老化を食い止め、健康で長生きしたい――。これは誰もが共通に思っていることだろう。そして今、若さを保つ「アンチエイジング」効果を示す食品や運動についての研究成果が世界的に蓄積されている。今回は、ここ数年に発表された最新研究から、「抗酸化・抗糖化」「血管機能・血流改善」「代謝アップ」の3つに役立つ食品と成分、運動をそれぞれ紹介していこう。
<1>抗酸化・抗糖化
コーヒー・ココア・茶葉のポリフェノールがカギ

アンチエイジングを支える最も重要な働きが「抗酸化」。活性酸素や糖化産物の蓄積による酸化ストレスは、生活習慣病をはじめとする加齢性疾患を引き起こす最大の要因とされるからだ。
抗酸化成分として、いま世界的に注目されているのは植物に含まれるポリフェノール類。コーヒーのクロロゲン酸や、ココアのフラボノイド、茶葉のカテキンなどがその代表だ。これらを多くとる人ほど酸化ストレスと、その結果としての老化が抑えられることが分かってきた。
例えば、コーヒー消費量と肌の色素沈着の関係を調べた日本の研究。コーヒーを多く飲む人ほどポリフェノール摂取量が多く(下グラフ)、肌の色素沈着が少ないことが分かった。
フラボノイド豊富なココアを毎日飲んでもらった韓国の研究では、肌の弾力やシワの改善に効果があった(下グラフ)。

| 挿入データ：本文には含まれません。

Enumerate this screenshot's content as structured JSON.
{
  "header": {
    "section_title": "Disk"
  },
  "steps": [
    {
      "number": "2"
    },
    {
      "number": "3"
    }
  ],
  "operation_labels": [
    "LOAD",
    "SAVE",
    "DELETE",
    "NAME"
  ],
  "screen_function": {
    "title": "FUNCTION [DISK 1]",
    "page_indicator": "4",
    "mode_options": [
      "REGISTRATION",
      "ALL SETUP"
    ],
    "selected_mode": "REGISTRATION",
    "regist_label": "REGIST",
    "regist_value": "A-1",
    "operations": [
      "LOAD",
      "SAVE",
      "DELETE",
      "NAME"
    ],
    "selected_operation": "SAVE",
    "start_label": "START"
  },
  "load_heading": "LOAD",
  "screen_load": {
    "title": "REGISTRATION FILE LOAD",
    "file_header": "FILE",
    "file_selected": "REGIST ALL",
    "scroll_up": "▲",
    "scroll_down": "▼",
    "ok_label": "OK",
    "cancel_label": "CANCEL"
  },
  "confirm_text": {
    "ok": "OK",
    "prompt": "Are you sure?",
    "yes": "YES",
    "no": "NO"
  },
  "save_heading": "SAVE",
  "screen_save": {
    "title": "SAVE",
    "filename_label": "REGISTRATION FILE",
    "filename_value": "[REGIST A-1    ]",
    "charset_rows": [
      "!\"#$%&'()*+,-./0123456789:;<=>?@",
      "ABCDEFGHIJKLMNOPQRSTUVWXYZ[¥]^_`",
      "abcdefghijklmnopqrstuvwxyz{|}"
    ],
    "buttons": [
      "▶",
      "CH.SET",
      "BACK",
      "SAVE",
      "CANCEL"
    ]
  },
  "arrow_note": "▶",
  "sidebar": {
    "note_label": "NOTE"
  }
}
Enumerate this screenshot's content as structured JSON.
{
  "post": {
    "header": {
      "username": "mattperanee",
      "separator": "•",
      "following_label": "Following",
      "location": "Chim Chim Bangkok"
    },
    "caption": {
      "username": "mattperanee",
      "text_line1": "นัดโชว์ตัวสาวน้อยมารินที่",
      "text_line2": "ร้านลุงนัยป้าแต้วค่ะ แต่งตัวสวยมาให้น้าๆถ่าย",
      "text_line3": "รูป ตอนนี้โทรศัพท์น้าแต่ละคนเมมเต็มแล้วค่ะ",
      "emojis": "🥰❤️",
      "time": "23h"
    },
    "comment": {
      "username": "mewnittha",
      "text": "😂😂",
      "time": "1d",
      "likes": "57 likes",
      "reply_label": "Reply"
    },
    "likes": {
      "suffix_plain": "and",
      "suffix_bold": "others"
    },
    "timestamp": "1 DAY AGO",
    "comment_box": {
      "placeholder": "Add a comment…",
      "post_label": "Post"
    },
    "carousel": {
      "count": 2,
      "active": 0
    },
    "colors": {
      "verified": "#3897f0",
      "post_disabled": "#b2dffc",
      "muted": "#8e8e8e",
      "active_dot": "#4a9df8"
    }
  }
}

緑茶、紅茶、中国茶の一つホワイトティー(白茶)のいずれかを、紫外線で肌を光老化させたヘアレスマウスに与えた実験では、どの茶でも、コラーゲンと弾性線維の密度が上がり、シワ形成が抑えられる効果が見られた。
ココアフラボノイドが軽度認知障害の高齢者の認知機能を向上させる可能性を示した報告や、タマネギやサニーレタスなどに豊富なケルセチンの神経保護作用を示した報告もある。
50代後半の女性、約1万人を15年追跡し、70歳以上に達した1517人を分析した結果、ポリフェノール類の摂取は、(1)慢性疾患、(2)認知機能、(3)身体機能、(4)メンタルヘルスの4つに問題がない「ヘルシーエイジング」を実現する確率を高めることも分かっている。